The vote on the microprobes had been close: seventy-two percent in favor, just over the required two-thirds majority, with five percent abstaining. Citizens created since the arrival at Vega were excluded… not that anyone in Carter-Zimmerman would have dreamt of stacking the ballot, perish the thought. Paolo had been surprised at the narrow margin; he was yet to hear a single plausible scenario for the microprobes doing harm. He wondered if there was another, unspoken reason which had nothing to do with fears for the Orphean ecology, or hypothetical culture. A wish to prolong the pleasure of unraveling the planet's mysteries? Paolo had some sympathy with that impulse, but the launch of the microprobes would do nothing to undermine the greater long-term pleasure of watching, and understanding, as Orphean life evolved.

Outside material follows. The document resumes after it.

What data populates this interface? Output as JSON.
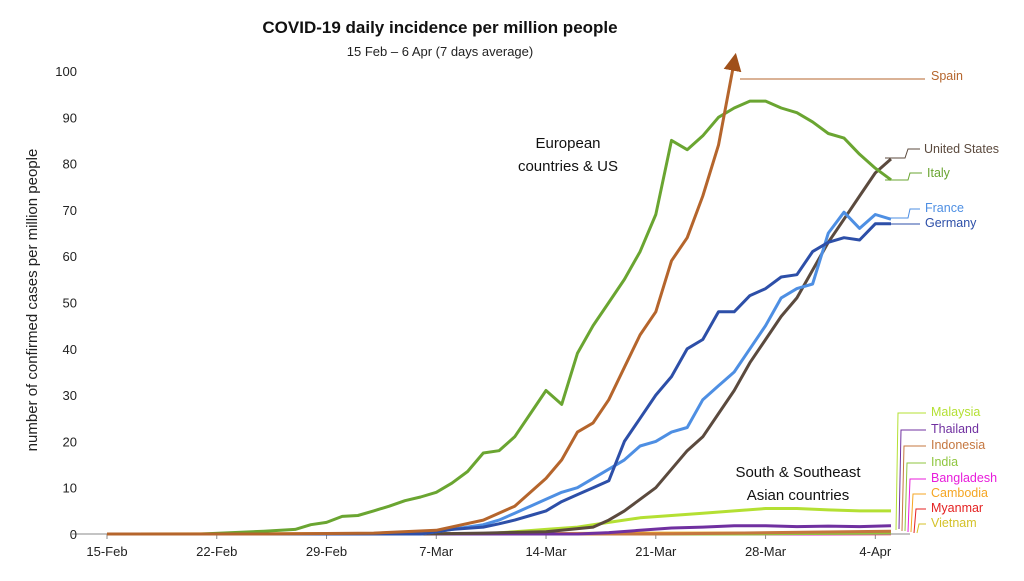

Liesl said forlornly, 'Coastline erosion models show that the north-western shore of Lambda is inundated by tsunami every ninety Orphean years, on average.' She offered the data to them; Paolo glanced at it, and it looked convincing, but the point was academic now. 'We could have waited.'
Hermann waved his eye-stalks at her. 'Beaches covered in fossils, are they?'
'No, but the conditions hardly—'
'No excuses!' He wound his body around a girder, kicking his legs gleefully. Hermann had been scanned in the twenty-first century, before Carter-Zimmerman even existed, but over the teratau he'd wiped most of his episodic memories and rewritten his personality a dozen times. He'd once told Paolo, 'I think of myself as my own great-great-grandson. Death's not so hard, if you do it incrementally. Ditto for immortality.
Elena said, 'I keep trying to imagine how it will feel if another C-Z clone stumbles on something infinitely better—like aliens with shortened wormholes—while we're back here studying rafts of algae.' Her icon was more stylized than usual: sexless, hairless and smooth, the face inexpressive and androgynous.
Paolo shrugged. 'If they can shorten wormholes, the might visit us. Or share the technology, so we can link up the whole Diaspora. But I know what you mean: first alien life, and it's likely to be about as sophisticated as seaweed. It breaks the jinx, though. Seaweed every twenty-seven light years. Nervous systems every fifty? Intelligence every hundred?' He fell silent, abruptly realizing what she was feeling: electing not to wake again after first life was beginning to seem like the wrong choice, a waste of the opportunities the Diaspora had created. Paolo offered her mind graft expressing empathy and support, but she declined.